Aber was ist denn dann das Problem? Wir können Gott doch schon hier begegnen - um nur einmal die 3 prominentesten Wege zu nennen:

1. in Seinem Wort (Joh 5:39) – Jesus sagt: „Ihr sucht in den Schriften, denn ihr meint, ihr habt das ewige Leben darin; und sie sind's, die von mir zeugen; [...]“

2. in Seiner Natur (Rö 1:19+20) – wie Paulus sagt: „Denn was man von Gott erkennen kann, ist unter ihnen offenbar; denn Gott hat es ihnen offenbart. Denn sein unsichtbares Wesen – das ist seine ewige Kraft und Gottheit – wird seit der Schöpfung der Welt, wenn man es wahrnimmt, ersehen an seinen Werken [...]“

3. in Christus, Seinem Sohn (2Kor 4:4, Joh 14:9) – Paulus schreibt hier von der „Herrlichkeit Christi, welcher ist das Ebenbild Gottes“ und Johannes zitiert Jesus als er sagt: „Wer mich sieht, der sieht den Vater.“ 

Natürlich: "Wir sehen jetzt durch einen Spiegel in einem dunklen Bild; [...] Jetzt erkenne ich stückweise" (1Kor 13,12) - aber dann kommt der Himmel. Und auf den muss ich noch warten. Also habe ich Sehnsucht danach. Und Sehnsucht zu haben, ist ja doch nichts Schlimmes? 

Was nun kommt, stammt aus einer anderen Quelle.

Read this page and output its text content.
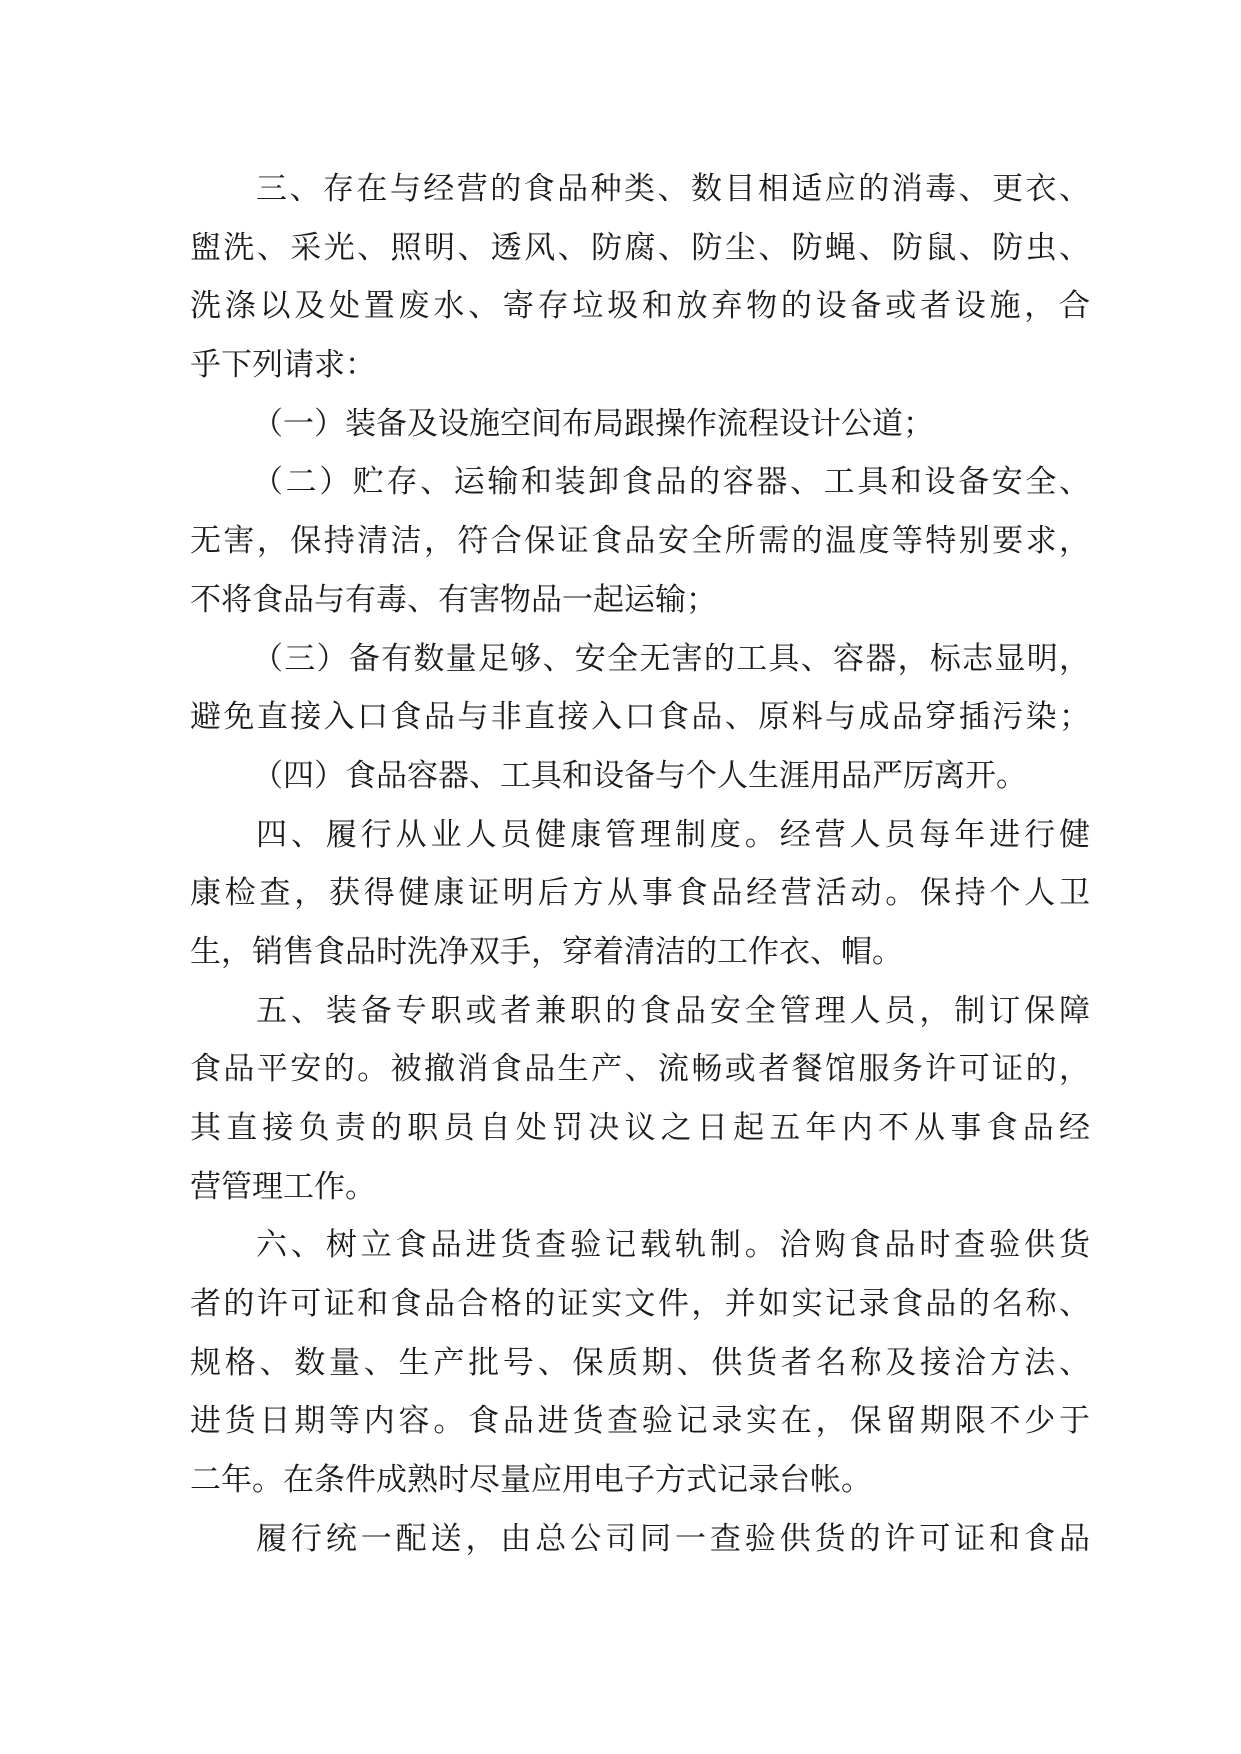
三、存在与经营的食品种类、数目相适应的消毒、更衣、
盥洗、采光、照明、透风、防腐、防尘、防蝇、防鼠、防虫、
洗涤以及处置废水、寄存垃圾和放弃物的设备或者设施，合
乎下列请求：
（一）装备及设施空间布局跟操作流程设计公道；
（二）贮存、运输和装卸食品的容器、工具和设备安全、
无害，保持清洁，符合保证食品安全所需的温度等特别要求，
不将食品与有毒、有害物品一起运输；
（三）备有数量足够、安全无害的工具、容器，标志显明，
避免直接入口食品与非直接入口食品、原料与成品穿插污染；
（四）食品容器、工具和设备与个人生涯用品严厉离开。
四、履行从业人员健康管理制度。经营人员每年进行健
康检查，获得健康证明后方从事食品经营活动。保持个人卫
生，销售食品时洗净双手，穿着清洁的工作衣、帽。
五、装备专职或者兼职的食品安全管理人员，制订保障
食品平安的。被撤消食品生产、流畅或者餐馆服务许可证的，
其直接负责的职员自处罚决议之日起五年内不从事食品经
营管理工作。
六、树立食品进货查验记载轨制。洽购食品时查验供货
者的许可证和食品合格的证实文件，并如实记录食品的名称、
规格、数量、生产批号、保质期、供货者名称及接洽方法、
进货日期等内容。食品进货查验记录实在，保留期限不少于
二年。在条件成熟时尽量应用电子方式记录台帐。
履行统一配送，由总公司同一查验供货的许可证和食品
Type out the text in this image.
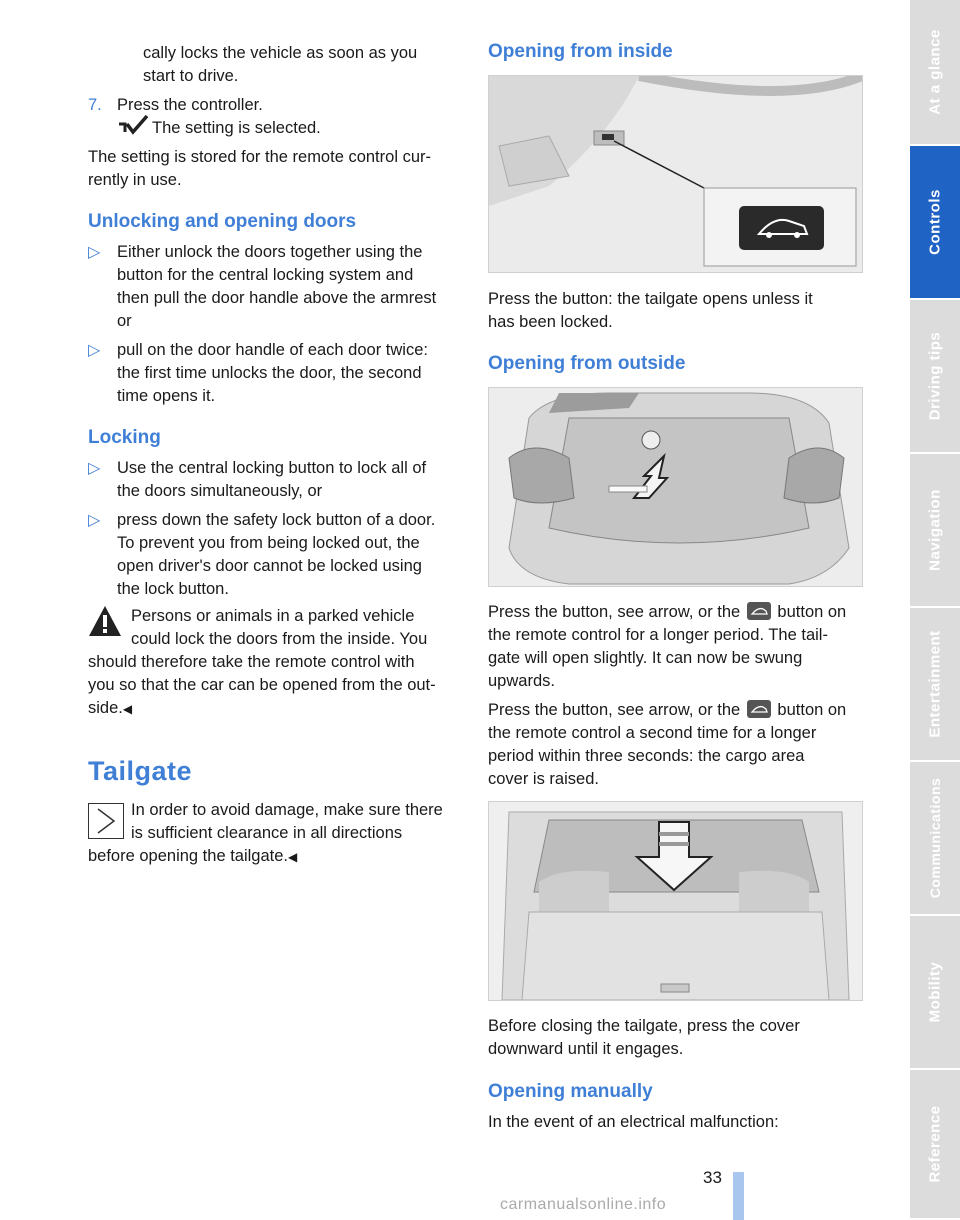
cally locks the vehicle as soon as you

start to drive.

7. Press the controller.

The setting is selected.

The setting is stored for the remote control cur-

rently in use.

Unlocking and opening doors
▷ Either unlock the doors together using the

button for the central locking system and

then pull the door handle above the armrest

or

▷ pull on the door handle of each door twice:

the first time unlocks the door, the second

time opens it.

Locking
▷ Use the central locking button to lock all of

the doors simultaneously, or

▷ press down the safety lock button of a door.

To prevent you from being locked out, the

open driver's door cannot be locked using

the lock button.

Persons or animals in a parked vehicle

could lock the doors from the inside. You

should therefore take the remote control with

you so that the car can be opened from the out-

side.◀

Tailgate

In order to avoid damage, make sure there

is sufficient clearance in all directions

before opening the tailgate.◀

Opening from inside

Press the button: the tailgate opens unless it

has been locked.

Opening from outside

Press the button, see arrow, or the button on

the remote control for a longer period. The tail-

gate will open slightly. It can now be swung

upwards.

Press the button, see arrow, or the button on

the remote control a second time for a longer

period within three seconds: the cargo area

cover is raised.

Before closing the tailgate, press the cover

downward until it engages.

Opening manually

In the event of an electrical malfunction:

33
carmanualsonline.info
At a glance
Controls
Driving tips
Navigation
Entertainment
Communications
Mobility
Reference
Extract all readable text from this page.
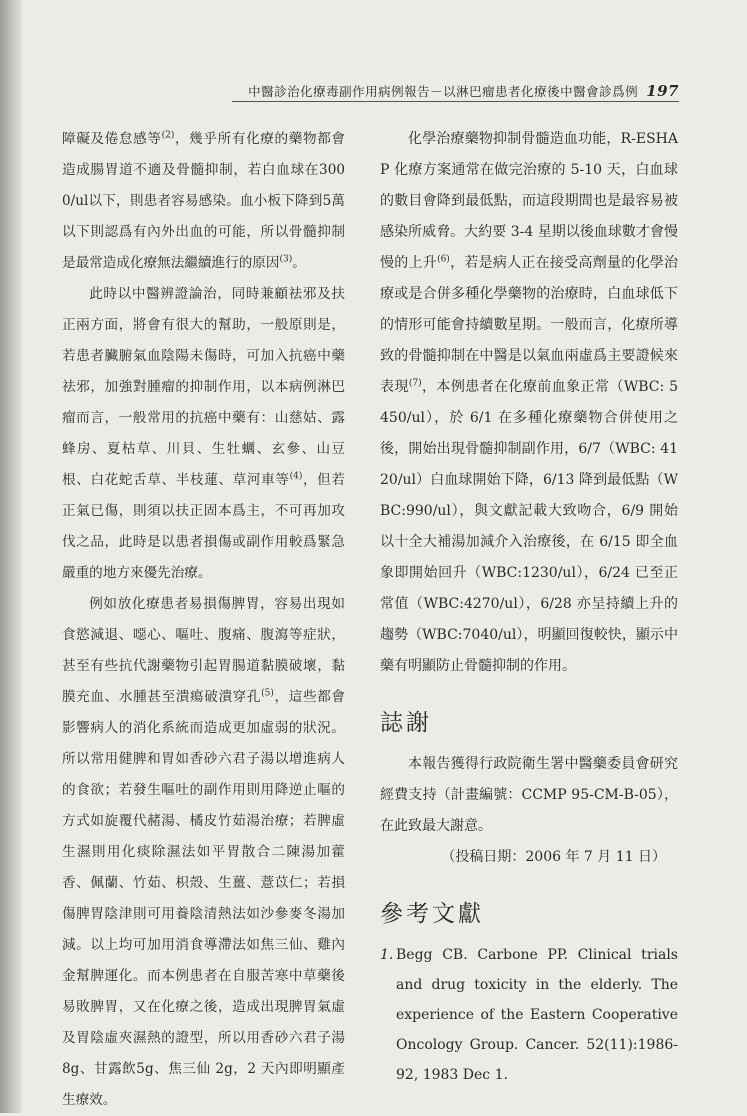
中醫診治化療毒副作用病例報告－以淋巴瘤患者化療後中醫會診爲例 197

障礙及倦怠感等$^{(2)}$，幾乎所有化療的藥物都會造成腸胃道不適及骨髓抑制，若白血球在3000/ul以下，則患者容易感染。血小板下降到5萬以下則認爲有內外出血的可能，所以骨髓抑制是最常造成化療無法繼續進行的原因$^{(3)}$。

此時以中醫辨證論治，同時兼顧祛邪及扶正兩方面，將會有很大的幫助，一般原則是，若患者臟腑氣血陰陽未傷時，可加入抗癌中藥祛邪，加強對腫瘤的抑制作用，以本病例淋巴瘤而言，一般常用的抗癌中藥有：山慈姑、露蜂房、夏枯草、川貝、生牡蠣、玄參、山豆根、白花蛇舌草、半枝蓮、草河車等$^{(4)}$，但若正氣已傷，則須以扶正固本爲主，不可再加攻伐之品，此時是以患者損傷或副作用較爲緊急嚴重的地方來優先治療。

例如放化療患者易損傷脾胃，容易出現如食慾減退、噁心、嘔吐、腹痛、腹瀉等症狀，甚至有些抗代謝藥物引起胃腸道黏膜破壞，黏膜充血、水腫甚至潰瘍破潰穿孔$^{(5)}$，這些都會影響病人的消化系統而造成更加虛弱的狀況。所以常用健脾和胃如香砂六君子湯以增進病人的食欲；若發生嘔吐的副作用則用降逆止嘔的方式如旋覆代赭湯、橘皮竹茹湯治療；若脾虛生濕則用化痰除濕法如平胃散合二陳湯加藿香、佩蘭、竹茹、枳殼、生薑、薏苡仁；若損傷脾胃陰津則可用養陰清熱法如沙參麥冬湯加減。以上均可加用消食導滯法如焦三仙、雞內金幫脾運化。而本例患者在自服苦寒中草藥後易敗脾胃，又在化療之後，造成出現脾胃氣虛及胃陰虛夾濕熱的證型，所以用香砂六君子湯 8g、甘露飲5g、焦三仙 2g，2 天內即明顯產生療效。

化學治療藥物抑制骨髓造血功能，R-ESHAP 化療方案通常在做完治療的 5-10 天，白血球的數目會降到最低點，而這段期間也是最容易被感染所威脅。大約要 3-4 星期以後血球數才會慢慢的上升$^{(6)}$，若是病人正在接受高劑量的化學治療或是合併多種化學藥物的治療時，白血球低下的情形可能會持續數星期。一般而言，化療所導致的骨髓抑制在中醫是以氣血兩虛爲主要證候來表現$^{(7)}$，本例患者在化療前血象正常（WBC: 5450/ul），於 6/1 在多種化療藥物合併使用之後，開始出現骨髓抑制副作用，6/7（WBC: 4120/ul）白血球開始下降，6/13 降到最低點（WBC:990/ul），與文獻記載大致吻合，6/9 開始以十全大補湯加減介入治療後，在 6/15 即全血象即開始回升（WBC:1230/ul），6/24 已至正常值（WBC:4270/ul），6/28 亦呈持續上升的趨勢（WBC:7040/ul），明顯回復較快，顯示中藥有明顯防止骨髓抑制的作用。

誌謝

本報告獲得行政院衛生署中醫藥委員會研究經費支持（計畫編號：CCMP 95-CM-B-05），在此致最大謝意。

（投稿日期：2006 年 7 月 11 日）
參考文獻
1. Begg CB. Carbone PP. Clinical trials and drug toxicity in the elderly. The experience of the Eastern Cooperative Oncology Group. Cancer. 52(11):1986-92, 1983 Dec 1.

Das ist wohl war. Das Schlimme ist auch vielmehr, dass dieser Vers auch in seinem ersten Teil das sagt, was er sagt - nämlich: "Selig sind, die reinen Herzens sind; denn sie werden Gott schauen." Aber wer von uns ist das denn bitteschön? Irgend welche Meldungen? Irgend jemand hier mit einem absolut reinen Herzen? Aber es kommt noch schlimmer: es gibt auch einen Kehrvers zu Matthäus 5 Vers 8 - und zwar im Hebräerbrief. Dort steht: "Jagt dem Frieden nach mit jedermann und der Heiligung, ohne die niemand den Herrn sehen wird [...]" (Hebr 12,14) Ohne Heiligung - ohne ein reines Herz werde ich also Gott niemals sehen.

Und als ob das nicht schon schlimm genug wäre, stelle ich bei all meinem Bemühen um ein reines Herz dann auch noch fest: ich kann mir nicht selber helfen. Mir geht es, wie Paulus in Römer 7,14-24: "ich aber bin fleischlich, unter die Sünde verkauft. Denn ich weiß nicht, was ich tue. Denn ich tue nicht, was ich will; sondern was ich hasse, das tue ich. [...] Wollen habe ich wohl, aber das Gute vollbringen kann ich nicht. Denn das Gute, das ich will, das tue ich nicht; sondern das Böse, das ich nicht will, das tue ich. [...] Mir, der ich das Gute tun will, hängt das Böse an. Denn ich habe Freude an Gottes Gesetz nach dem inwendigen Menschen. Ich sehe aber ein anderes Gesetz in meinen Gliedern, das widerstreitet dem Gesetz in meinem Verstand und hält mich gefangen im Gesetz der Sünde, das in meinen Gliedern ist. Ich elender Mensch! Wer wird mich erlösen von diesem Leib des Todes? "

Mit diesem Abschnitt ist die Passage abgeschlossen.